Nederlands vlieger (Wladimir, Rusl., 30 Jan. 1895), K.L.M.-piloot, werd in 1914 aan het Russische front gewond en ging, na hersteld te zijn, naar de militaire luchtvaart. Bij het uitbreken van de revolutie vluchtte hij via Wladiwostok en het Verre Oosten naar Londen, waar hij dienst nam bij de R.A.F.

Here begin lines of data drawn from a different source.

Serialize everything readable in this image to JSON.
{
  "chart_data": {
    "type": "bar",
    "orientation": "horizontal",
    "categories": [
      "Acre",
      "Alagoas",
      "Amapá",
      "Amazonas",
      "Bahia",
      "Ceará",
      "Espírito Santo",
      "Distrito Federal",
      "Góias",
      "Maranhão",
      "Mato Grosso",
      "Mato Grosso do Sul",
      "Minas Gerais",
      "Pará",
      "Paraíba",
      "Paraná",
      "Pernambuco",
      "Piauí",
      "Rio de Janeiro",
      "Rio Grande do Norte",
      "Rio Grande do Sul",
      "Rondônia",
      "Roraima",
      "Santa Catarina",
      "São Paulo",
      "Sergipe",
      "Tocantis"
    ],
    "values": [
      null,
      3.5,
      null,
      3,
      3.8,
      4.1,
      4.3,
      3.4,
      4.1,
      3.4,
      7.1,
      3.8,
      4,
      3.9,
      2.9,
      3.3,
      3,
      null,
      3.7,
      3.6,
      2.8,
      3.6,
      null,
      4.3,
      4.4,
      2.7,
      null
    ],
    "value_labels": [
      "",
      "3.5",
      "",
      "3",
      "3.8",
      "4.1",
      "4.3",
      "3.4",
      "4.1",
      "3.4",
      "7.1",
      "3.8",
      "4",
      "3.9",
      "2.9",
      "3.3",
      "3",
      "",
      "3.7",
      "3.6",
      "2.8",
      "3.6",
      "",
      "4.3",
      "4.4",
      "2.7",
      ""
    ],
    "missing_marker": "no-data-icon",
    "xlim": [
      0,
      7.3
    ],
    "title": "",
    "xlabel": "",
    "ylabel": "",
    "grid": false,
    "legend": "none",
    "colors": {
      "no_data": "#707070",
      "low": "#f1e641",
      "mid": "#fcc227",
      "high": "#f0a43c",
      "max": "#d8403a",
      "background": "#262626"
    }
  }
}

Later was hij assistent van de Russische luchtvaartattaché in Parijs; na de nederlaag van generaal Wrangel, voor wie hij vliegtuigen naar het front bracht, kwam hij als mecanicien op Croydon, het vliegveld van Londen, en later als vlieger bij de Belgische maatschappij S.N.E.T.A.In 1922 kwam hij als vlieger bij de K.L.M., waar hij vooral roem verwierf door de Pelikaanvlucht in Dec. 1933; het Fokkervliegtuig „Pelikaan” met Smirnoff als gezagvoerder vloog toen in 4 dagen naar Batavia en in dezelfde tijd weer terug. Tijdens Wereldoorlog II was Smirnoff in Ned.-Indië en toen hij met een van de laatste vliegtuigen Java verlaten had, werd hij door Japanse jagers bij Broome aan de Australische noordkust neergeschoten; hoewel gewond, wist hij het toestel op het strand te zetten. Later ging hij naar Amerika en na de bevrijding keerde hij in Nederland terug. Nog enige jaren bleef hij bij de K.L.M., eerst als vlieger, later bij het Inspectiebureau. In 1949 heeft hij de maatschappij verlaten.
Bibl.: Smirnoff vertelt (1938); De toekomst heeft vleugels (1947).